Well, that was special. That being the night I had last night with very little sleep due to a drama playing out with Tommy borrowing my car and being gone for way longer and going far further than I consider respectful or reasonable, given that I was directly told otherwise. It threw my whole night off to be anxious and worried about the car getting back and charged back up to capacity because I needed it all day today. I had to abandon my plans to go to Jikoji, which was fine. I manage. It was inconvenient, and I'm old enough not to be inconvenienced, so somebody else isn't. That's not my job as a parent. I tried to shake it off as being yet another growing opportunity. When I was his age, I was pulling shit, too; I didn't feel entitled to do so. Today's Death Café went well. We focused on grief, which was always inspiring, informative, and supportive. I really enjoy the time I spend with these people. I've gotten to know many and really recognize our shared humanity. Jen still in Palm Springs so I went solo to the Stanford theater. There was a double feature as always. "Bedlam" and " Secret Behind the Door". I had never seen either.

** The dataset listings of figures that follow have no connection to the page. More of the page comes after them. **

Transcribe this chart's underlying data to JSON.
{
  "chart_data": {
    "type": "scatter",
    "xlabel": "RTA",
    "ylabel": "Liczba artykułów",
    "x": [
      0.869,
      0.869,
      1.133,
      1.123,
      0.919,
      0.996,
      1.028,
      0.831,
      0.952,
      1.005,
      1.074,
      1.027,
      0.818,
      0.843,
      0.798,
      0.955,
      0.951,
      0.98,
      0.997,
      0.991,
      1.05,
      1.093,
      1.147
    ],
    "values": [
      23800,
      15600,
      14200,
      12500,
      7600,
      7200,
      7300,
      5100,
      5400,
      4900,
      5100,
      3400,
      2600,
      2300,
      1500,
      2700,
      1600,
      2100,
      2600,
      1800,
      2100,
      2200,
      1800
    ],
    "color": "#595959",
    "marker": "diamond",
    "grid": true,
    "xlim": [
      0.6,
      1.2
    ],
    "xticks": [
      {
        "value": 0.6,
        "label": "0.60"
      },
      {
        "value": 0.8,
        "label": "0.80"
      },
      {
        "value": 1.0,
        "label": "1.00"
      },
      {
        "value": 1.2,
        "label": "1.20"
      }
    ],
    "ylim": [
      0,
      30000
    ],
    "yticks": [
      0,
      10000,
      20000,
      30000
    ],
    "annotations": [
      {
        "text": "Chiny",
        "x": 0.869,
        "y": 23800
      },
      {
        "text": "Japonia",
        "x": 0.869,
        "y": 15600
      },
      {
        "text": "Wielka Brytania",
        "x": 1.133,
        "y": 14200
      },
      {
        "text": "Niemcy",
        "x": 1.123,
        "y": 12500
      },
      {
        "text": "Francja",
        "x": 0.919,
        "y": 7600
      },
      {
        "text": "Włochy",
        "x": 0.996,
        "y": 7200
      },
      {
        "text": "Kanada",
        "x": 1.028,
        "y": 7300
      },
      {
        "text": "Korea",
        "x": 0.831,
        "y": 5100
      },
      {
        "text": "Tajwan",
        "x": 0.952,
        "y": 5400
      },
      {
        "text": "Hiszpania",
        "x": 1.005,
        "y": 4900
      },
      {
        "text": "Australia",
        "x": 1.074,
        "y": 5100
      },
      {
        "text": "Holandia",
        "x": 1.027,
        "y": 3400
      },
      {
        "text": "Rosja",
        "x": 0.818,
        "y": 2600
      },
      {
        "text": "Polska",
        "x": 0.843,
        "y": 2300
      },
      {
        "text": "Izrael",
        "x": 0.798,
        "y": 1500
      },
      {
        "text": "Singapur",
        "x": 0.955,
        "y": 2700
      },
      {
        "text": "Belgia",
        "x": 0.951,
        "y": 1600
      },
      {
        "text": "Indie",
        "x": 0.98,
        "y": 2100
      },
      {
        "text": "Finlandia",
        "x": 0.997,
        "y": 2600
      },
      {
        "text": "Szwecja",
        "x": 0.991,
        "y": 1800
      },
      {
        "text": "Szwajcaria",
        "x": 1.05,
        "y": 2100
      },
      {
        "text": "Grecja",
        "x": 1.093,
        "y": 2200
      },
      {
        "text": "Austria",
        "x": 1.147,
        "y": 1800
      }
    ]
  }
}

I enjoyed them both. It's hard to listen to Boris Karloff's voice with out thinking of references to Whoville. I sat on the lower level and really enjoyed the grand scope of being close to the screen, and then for the second, I went to the very back of the balcony where I was close enough to hear the motor and sprockets of the projector. It's such an awesome experience and I can't wait to go again. I'll be going on Sunday.